Rather than point-to-point returns, though, rolling returns are a better test of the investment results any strategy delivers to its investors. On this count, the Nifty Low Vol 30 stacks up very well against the Nifty 100. Running a rolling return analysis over the last 10 years, the Nifty Low Vol 30 has delivered an average five-year CAGR of 16.5 per cent, superior to the Nifty 100’s 12.2 per cent.

Its worst show, at 9.99 per cent, again, comfortably beats the Nifty 100’s 0.5 per cent. Its best show, quite curiously, is better than its parent’s, too, at a 27.8 per cent versus the Nifty 100’s 24.4 per cent CAGR.

Its calendar year returns show that the Nifty Low Vol 30 lagged behind the Nifty 100 in bull years like 2007, 2017 and 2019, but made up by losing less in big bear years such as 2008 (it lost 42 per cent against 53 per cent on the Nifty 100) and 2011 (negative 12 per cent versus negative 25 per cent on the Nifty 100).

While this reaffirms the Low Vol 30’s loss-containing feature, 10 years is a short timeframe to assess the performance of any strategy, as it may cover just one market cycle.

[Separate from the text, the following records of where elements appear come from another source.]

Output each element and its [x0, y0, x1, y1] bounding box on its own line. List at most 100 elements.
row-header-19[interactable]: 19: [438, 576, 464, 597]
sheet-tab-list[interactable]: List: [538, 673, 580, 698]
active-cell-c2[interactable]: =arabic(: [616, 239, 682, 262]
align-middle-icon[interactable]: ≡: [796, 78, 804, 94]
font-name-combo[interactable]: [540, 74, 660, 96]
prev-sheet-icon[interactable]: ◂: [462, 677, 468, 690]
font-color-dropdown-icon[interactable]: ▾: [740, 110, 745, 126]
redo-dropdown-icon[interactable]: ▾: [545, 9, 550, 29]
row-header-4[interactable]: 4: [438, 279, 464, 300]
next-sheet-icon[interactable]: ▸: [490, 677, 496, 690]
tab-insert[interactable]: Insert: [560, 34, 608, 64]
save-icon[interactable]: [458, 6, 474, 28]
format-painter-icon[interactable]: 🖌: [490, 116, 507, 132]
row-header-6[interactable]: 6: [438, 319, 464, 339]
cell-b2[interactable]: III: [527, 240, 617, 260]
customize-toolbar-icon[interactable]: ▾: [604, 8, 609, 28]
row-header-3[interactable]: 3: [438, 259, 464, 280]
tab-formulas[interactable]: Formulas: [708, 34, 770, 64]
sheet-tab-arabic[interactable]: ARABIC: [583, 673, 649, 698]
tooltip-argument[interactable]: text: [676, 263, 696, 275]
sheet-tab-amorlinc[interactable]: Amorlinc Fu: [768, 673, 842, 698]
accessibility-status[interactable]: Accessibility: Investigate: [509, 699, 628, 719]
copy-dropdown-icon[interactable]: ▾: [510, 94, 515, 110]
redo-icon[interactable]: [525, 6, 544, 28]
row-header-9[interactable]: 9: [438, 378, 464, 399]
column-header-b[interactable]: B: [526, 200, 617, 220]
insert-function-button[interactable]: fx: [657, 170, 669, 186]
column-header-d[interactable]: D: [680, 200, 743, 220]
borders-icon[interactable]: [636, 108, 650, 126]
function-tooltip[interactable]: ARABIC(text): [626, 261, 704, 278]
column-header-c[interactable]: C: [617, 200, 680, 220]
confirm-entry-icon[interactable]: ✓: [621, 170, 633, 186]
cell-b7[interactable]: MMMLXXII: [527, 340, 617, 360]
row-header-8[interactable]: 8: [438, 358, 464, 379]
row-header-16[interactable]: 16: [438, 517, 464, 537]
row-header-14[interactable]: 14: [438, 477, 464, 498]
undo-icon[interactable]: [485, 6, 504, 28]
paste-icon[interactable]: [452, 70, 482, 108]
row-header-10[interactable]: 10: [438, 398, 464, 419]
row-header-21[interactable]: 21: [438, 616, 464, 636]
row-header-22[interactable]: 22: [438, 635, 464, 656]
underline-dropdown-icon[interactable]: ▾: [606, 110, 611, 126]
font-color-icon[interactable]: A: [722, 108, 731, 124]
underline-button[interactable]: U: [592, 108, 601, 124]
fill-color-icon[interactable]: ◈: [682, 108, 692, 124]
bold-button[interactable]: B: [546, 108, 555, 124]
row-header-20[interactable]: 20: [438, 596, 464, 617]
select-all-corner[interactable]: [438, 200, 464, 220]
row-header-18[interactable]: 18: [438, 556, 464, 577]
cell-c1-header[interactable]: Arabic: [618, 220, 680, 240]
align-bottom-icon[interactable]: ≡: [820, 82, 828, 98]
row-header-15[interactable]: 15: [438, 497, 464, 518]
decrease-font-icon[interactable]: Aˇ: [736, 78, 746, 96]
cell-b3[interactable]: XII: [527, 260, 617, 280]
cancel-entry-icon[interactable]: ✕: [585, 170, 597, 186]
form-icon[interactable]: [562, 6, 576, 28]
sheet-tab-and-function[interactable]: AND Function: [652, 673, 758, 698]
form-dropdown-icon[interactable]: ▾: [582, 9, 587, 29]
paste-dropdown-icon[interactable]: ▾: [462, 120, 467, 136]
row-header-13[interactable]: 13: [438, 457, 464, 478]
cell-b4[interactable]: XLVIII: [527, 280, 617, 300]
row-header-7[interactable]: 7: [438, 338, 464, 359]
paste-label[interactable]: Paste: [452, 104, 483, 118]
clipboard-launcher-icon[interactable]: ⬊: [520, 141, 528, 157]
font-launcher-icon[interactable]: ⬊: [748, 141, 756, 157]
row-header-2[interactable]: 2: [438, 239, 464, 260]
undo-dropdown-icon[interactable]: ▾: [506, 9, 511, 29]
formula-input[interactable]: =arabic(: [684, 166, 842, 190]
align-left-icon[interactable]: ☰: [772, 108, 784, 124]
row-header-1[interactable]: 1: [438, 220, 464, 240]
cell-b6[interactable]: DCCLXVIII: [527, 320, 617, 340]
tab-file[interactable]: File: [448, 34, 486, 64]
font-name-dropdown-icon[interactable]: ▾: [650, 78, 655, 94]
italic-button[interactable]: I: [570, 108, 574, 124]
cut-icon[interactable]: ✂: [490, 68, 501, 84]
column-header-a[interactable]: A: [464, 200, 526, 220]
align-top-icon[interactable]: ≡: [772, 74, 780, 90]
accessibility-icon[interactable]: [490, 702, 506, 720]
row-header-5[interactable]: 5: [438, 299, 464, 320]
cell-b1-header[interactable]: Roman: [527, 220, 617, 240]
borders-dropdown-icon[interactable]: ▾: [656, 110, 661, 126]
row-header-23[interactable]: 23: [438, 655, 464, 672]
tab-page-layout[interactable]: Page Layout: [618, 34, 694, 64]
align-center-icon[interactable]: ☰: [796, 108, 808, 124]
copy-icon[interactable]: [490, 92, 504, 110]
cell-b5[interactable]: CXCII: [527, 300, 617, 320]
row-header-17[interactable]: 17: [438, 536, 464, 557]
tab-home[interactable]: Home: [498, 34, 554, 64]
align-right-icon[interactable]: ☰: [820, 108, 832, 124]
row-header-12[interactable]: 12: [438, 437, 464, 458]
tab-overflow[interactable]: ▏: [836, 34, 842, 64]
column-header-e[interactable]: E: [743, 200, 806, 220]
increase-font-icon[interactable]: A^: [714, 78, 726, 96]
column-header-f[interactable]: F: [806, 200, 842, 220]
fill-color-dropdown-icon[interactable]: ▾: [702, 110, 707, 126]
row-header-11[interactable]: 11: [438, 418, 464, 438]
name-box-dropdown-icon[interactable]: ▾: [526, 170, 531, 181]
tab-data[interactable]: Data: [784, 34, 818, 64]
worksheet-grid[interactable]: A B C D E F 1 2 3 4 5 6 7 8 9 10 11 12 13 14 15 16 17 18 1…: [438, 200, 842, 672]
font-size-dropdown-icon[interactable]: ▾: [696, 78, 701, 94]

Overall, the key pluses of the Nifty Low Vol 30 strategy are that it sticks to stable large-cap names in the market, while containing your losses by tempering down the momentum and concentration associated with indices such as the Nifty 100 and Nifty 50.

On the flip side, it uses no fundamental filters to select stocks, stays off momentum even if it is positive, and sticks only to the top 100 names, presently an overcrowded segment in the Indian market.